There was a heavy military and police presence in the capital, Kinshasa, on Wednesday with the remains of barricades littering the streets after protesters burned the headquarters of the ruling party.
Police said the heavy security presence will be maintained until the end of the holiday season.
No common ground
Finding common ground between the ruling majority and the opposition coalition will be difficult, as the ruling party insists that Kabila stay in power until the elections and the opposition saying it does not recognize his authority.

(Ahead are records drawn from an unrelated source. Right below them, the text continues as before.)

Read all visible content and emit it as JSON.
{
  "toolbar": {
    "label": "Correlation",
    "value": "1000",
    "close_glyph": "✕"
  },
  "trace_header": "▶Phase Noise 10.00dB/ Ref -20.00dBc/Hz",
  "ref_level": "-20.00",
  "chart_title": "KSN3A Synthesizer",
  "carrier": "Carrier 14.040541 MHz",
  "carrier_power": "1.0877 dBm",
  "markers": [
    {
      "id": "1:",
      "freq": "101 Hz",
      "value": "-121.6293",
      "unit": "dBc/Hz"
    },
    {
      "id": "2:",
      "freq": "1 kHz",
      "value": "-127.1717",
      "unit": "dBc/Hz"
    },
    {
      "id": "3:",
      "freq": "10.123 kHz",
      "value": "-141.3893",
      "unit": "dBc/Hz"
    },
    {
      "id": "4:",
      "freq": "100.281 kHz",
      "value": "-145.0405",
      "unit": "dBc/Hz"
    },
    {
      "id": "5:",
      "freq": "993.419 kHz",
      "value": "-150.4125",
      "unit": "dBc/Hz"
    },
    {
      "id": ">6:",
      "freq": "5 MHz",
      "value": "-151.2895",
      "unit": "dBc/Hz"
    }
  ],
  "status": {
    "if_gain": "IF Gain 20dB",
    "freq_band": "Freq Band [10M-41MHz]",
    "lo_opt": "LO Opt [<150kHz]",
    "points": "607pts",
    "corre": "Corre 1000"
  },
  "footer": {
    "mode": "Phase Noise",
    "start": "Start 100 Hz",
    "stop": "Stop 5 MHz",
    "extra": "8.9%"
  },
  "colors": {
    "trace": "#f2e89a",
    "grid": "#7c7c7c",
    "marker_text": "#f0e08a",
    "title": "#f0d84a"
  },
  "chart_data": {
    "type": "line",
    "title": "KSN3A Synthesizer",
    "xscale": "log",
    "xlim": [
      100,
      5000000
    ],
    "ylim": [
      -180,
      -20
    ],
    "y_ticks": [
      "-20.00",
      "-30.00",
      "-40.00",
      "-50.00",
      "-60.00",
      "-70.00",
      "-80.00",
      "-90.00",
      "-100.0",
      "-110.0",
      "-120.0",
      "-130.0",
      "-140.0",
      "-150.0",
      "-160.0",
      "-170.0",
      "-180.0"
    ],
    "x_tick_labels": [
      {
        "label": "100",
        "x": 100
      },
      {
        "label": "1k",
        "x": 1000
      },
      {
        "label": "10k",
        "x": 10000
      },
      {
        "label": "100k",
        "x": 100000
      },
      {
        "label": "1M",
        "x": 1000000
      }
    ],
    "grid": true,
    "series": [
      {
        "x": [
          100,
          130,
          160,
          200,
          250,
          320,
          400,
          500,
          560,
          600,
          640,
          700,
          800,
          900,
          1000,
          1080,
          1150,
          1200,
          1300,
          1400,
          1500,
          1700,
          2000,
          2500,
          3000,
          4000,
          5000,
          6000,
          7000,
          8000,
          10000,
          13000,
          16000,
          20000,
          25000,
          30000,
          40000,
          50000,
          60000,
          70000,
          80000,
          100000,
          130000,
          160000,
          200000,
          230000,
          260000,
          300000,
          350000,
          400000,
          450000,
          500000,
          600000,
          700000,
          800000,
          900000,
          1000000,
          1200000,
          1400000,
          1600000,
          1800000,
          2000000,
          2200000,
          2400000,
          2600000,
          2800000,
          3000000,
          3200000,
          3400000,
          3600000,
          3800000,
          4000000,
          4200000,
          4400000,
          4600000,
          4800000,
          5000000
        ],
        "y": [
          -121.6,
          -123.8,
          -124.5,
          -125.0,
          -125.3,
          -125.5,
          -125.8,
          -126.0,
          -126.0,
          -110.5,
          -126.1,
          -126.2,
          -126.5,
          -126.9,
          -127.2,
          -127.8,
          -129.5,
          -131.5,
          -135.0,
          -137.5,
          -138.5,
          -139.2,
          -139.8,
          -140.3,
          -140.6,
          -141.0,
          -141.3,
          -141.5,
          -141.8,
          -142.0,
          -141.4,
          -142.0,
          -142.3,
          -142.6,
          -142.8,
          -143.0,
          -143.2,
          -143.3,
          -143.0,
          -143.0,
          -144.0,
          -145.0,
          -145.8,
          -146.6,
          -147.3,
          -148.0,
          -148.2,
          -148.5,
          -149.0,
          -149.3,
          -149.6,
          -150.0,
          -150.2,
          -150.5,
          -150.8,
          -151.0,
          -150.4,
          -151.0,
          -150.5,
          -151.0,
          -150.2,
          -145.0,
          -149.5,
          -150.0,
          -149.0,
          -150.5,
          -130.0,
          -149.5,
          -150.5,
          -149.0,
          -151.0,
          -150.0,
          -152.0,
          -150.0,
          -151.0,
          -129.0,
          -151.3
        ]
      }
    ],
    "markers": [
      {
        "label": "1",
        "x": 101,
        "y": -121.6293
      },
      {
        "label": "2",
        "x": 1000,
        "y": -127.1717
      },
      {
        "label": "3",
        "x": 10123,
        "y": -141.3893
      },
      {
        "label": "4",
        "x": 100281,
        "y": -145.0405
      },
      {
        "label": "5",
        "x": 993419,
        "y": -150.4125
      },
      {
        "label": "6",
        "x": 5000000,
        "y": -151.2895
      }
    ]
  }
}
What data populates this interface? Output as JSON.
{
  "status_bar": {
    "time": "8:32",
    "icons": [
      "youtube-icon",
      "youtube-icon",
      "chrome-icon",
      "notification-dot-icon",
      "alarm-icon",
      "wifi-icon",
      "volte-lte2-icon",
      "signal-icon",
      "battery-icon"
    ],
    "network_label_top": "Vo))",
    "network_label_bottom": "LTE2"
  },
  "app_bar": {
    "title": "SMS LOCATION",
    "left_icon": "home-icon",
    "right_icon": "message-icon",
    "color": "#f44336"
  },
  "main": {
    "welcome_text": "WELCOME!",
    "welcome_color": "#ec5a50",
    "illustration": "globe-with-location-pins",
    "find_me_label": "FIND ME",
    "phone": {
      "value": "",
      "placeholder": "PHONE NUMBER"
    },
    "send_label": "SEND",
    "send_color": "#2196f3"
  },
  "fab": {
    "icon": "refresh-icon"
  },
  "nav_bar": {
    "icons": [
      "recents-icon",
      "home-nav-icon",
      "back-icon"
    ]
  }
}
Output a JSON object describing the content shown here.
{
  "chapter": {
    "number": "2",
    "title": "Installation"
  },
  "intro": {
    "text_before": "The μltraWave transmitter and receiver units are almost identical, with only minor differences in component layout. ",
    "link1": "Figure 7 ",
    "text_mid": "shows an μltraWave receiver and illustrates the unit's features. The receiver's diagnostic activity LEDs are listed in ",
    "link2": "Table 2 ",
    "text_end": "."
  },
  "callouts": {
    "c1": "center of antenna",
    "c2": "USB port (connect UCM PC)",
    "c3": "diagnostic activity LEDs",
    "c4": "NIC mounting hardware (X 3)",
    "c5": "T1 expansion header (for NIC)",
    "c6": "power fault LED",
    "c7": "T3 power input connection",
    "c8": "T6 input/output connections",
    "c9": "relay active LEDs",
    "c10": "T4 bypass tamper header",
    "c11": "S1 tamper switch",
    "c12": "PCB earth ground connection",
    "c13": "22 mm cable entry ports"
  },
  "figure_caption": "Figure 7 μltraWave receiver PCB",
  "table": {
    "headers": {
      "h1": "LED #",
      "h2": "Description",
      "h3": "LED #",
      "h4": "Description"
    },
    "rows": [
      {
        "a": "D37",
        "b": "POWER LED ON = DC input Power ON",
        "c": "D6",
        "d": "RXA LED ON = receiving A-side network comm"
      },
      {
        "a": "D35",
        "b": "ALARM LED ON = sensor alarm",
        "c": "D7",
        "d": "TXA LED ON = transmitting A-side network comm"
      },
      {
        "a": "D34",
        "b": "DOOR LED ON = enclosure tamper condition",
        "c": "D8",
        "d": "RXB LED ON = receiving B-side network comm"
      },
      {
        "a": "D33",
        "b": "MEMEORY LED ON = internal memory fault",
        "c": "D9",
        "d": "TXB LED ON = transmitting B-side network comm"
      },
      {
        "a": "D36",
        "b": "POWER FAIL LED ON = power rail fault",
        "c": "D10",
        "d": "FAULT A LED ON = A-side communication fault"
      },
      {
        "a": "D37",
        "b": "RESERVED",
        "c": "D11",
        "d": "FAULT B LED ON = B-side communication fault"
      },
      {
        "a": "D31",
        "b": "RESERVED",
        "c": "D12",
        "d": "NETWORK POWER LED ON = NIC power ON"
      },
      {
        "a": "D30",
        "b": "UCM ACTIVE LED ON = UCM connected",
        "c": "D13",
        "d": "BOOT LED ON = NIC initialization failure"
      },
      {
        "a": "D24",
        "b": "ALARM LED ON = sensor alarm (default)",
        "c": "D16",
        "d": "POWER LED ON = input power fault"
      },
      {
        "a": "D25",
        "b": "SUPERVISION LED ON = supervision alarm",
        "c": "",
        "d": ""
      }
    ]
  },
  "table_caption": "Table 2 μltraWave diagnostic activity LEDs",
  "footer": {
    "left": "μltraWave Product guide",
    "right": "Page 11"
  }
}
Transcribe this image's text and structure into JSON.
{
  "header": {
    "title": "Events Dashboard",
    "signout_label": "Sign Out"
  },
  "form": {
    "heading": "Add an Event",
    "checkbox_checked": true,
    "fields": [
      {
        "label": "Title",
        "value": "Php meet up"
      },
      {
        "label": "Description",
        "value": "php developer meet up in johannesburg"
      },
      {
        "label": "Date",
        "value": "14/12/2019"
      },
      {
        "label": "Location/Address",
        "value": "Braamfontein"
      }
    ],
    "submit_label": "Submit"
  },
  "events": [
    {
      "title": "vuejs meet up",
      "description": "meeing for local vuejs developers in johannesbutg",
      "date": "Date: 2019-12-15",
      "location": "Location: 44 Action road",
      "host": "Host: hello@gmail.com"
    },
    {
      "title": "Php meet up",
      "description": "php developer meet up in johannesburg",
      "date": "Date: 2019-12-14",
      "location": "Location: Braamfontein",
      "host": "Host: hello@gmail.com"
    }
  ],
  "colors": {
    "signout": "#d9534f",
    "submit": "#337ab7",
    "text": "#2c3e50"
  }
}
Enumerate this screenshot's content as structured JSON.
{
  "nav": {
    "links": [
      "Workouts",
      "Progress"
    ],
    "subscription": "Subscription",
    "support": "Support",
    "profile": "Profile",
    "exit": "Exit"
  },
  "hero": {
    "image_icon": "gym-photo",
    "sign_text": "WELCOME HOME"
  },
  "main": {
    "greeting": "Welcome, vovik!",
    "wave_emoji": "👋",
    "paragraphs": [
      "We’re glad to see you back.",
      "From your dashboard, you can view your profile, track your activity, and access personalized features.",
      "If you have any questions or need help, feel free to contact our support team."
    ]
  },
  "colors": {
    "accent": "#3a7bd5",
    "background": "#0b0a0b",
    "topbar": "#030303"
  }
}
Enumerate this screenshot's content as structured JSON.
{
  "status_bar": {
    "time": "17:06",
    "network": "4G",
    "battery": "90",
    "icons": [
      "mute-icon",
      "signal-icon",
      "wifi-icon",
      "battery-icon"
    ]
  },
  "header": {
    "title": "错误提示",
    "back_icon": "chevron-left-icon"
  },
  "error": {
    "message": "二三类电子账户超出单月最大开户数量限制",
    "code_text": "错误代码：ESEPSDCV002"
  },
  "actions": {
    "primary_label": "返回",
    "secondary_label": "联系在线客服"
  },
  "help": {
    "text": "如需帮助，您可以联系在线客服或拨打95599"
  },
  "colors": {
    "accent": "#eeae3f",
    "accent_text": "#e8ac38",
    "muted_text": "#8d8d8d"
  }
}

"We are trying to negotiate, but meanwhile Kabila is killing people. What we'll negotiate is the departure of Kabila from power, that's it," said Jean-Marc Kabund-a-Kabund, the secretary-general of the UDPS, the main opposition party.
Death toll varies
Human Rights Watch said security forces had killed 26 people, while the UN peacekeeping mission in Congo said it had documented 19 people shot to death, 45 wounded and a "very high number" of arrests in Kinshasa, Lubumbashi, Matadi and Goma.
The government said nine people had been killed in the capital: a police officer, two women hit by stray bullets and six men killed in looting. The national police spokesman, Col. Pierrot Mwanamputu, said eight others died in Lubumbashi, three in Matadi and two in Boma.
Mwanamputu also said 275 people had been detained since Kabila's mandate ended.
Germany said on Wednesday it had indefinitely postponed talks on development assistance to the DRC after Kabila decided to stay in power, the German foreign office said.
"From now on, the Congolese Government's scope for action will be restricted," the statement said. "The negotiations on development cooperation scheduled to take place next year will be postponed indefinitely. The German Government reserves the right to take further steps."
The US, meanwhile, said on Wednesday that it was "greatly disappointed by President Kabila's failure to organize elections and to state publicly that he will not run again." State Department spokesman John Kirby told reporters that the US condemned the latest violence and urged all sides to participate in Wednesday's talks "fully and in good faith."
UN Secretary-General Ban Ki-moon on Wednesday urged the government and opposition to work constructively to reach a deal.
The head of the UN mission in Congo, Maman S. Sidikou, has also called on authorities to end what he called "politically motivated detentions" and asked that the UN be granted full access to detention centers.
DRC has never witnessed a democratic transfer of power following polls since independence from Belgium in 1960.